Sarkozy poursuit ses efforts de paix, en appelle Damas à faire pression

INTERNATIONAL  mar 6 jan

Au onzième jour de l'offensive israélienne dans la bande de Gaza, Nicolas Sarkozy a poursuivi mardi ses efforts pour obtenir un retour à la paix en appelant la Syrie à faire pression sur son allié du Hamas et en prolongeant sa tournée par une nouvelle étape en Egypte.

Malgré le refus catégorique et répété des Israéliens de mettre fin à leur opération sans assurance d'un arrêt des tirs palestiniens sur son territoire, le président français a jugé qu'une trêve était possible et espéré la création rapide de couloirs humanitaires avec le territoire palestinien.

"Je suis convaincu que la Syrie peut apporter une contribution importante dans la recherche d'une solution. Le président (Bachar) al-Assad peut jouer un rôle. Il doit convaincre le Hamas de faire le choix de la raison, de la paix et de la réconciliation" entre les Palestiniens, a déclaré M. Sarkozy à l'issue d'un entretien avec son homologue syrien à Damas.

Principal artisan du retour de la Syrie sur la scène internationale, Nicolas Sarkozy compte clairement sur l'aide du numéro un syrien pour faire pression sur le chef politique du mouvement islamiste palestinien du Hamas Khaled Mechaal, qui vit en exil à Damas.

"Il faut tout faire pour que l'aide humanitaire arrive à Gaza", a martelé Nicolas Sarkozy. "J'espère qu'aujourd'hui même, des ONG européennes pourront entrer à Gaza (...) que des corridors humanitaires pourront être installés et des médicaments" livrés, a-t-il ajouté.

Bachar al-Assad a de son côté vivement dénoncé l'offensive israélienne qui a déjà fait plus de 600 morts depuis son lancement le 27 décembre.

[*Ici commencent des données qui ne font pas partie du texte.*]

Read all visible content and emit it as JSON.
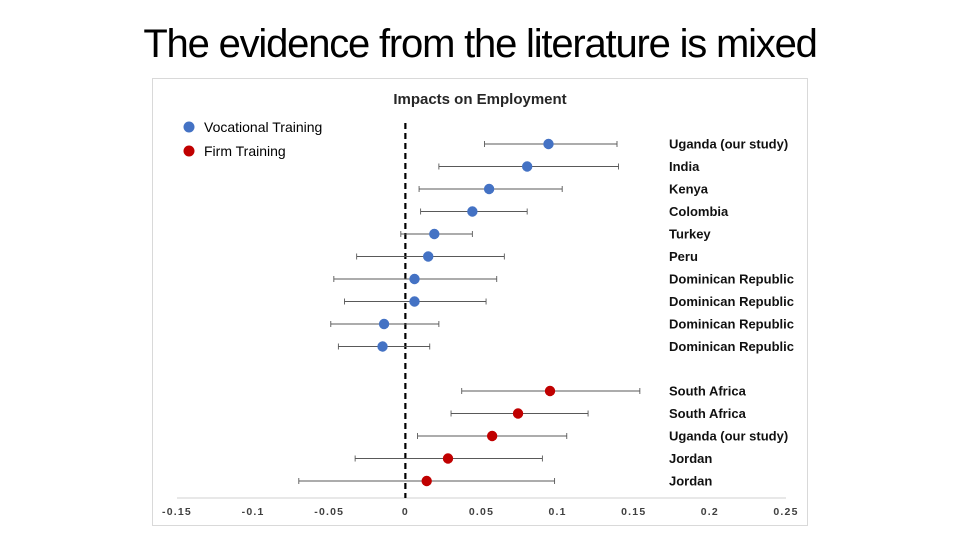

Le président syrien a comparé Gaza à "un camp de concentration" condamné à "une mort lente" et dénoncé "un crime de guerre" israélien.

"Nous recherchons maintenant une solution rapide à cette tragédie humaine. Nous sommes convenus avec M. Sarkozy de l'importance d'un cessez-le-feu, du retrait (des forces israéliennes), de la levée du blocus", a ajouté le président syrien.

Estimant proche la perspective d'une trêve, Nicolas Sarkozy a programmé un deuxième rendez-vous en deux jours avec son homologue égyptien Hosni Moubarak, qu'il devait retrouver en soirée à Charm el-Cheikh, sur la mer Rouge, où il avait débuté lundi sa tournée éclair au Proche-Orient.

"Je suis persuadé qu'il y a des solutions, on n'en est pas loin. Il faut simplement qu'un des acteurs commence pour que ça aille dans le bon sens", a estimé M. Sarkozy après avoir présenté ses voeux aux Casques bleus français de la Force des Nations unies au Liban (Finul) à At Tiri, à l'extrême sud du Liban à la frontière avec Israël.

"Si chacun attend que ce soit l'autre qui fasse le premier pas, eh bien voilà, il y a des drames, des drames et encore des drames. Quand il y a des drames, il y a de la haine. Et quand il y a de la haine, il y a encore plus de violence", a-t-il insisté.

M. Sarkozy s'est déclaré "renforcé" dans sa détermination à parvenir à une solution par le drame survenu mardi à Gaza où, selon un bilan provisoire, une quarantaine de personnes qui s'étaient réfugiées dans une école de l'ONU ont été tuées par un bombardement israélien.

"Cela renforce ma détermination à ce que tout ceci s'arrête le plus rapidement possible. Le temps travaille contre nous, il faut trouver une solution, c'est bien pour ça que je retourne à Charm el-Cheikh", a-t-il dit.

Le président français a confirmé mardi à Damas qu'il travaillait à une initiative de paix commune à la France, l'Europe et l'Egypte.

Selon lui, ce plan pourrait s'articuler autour d'un "arrêt des hostilités et de l'offensive israélienne accompagnée de garanties sérieuses pour la sécurité d'Israël", "la cessation de tirs de roquette effective et durable", "l'aide humanitaire à Gaza", "l'ouverture rapide des points de passage entre Gaza et Israël et l'indispensable réconciliation interpalestinienne".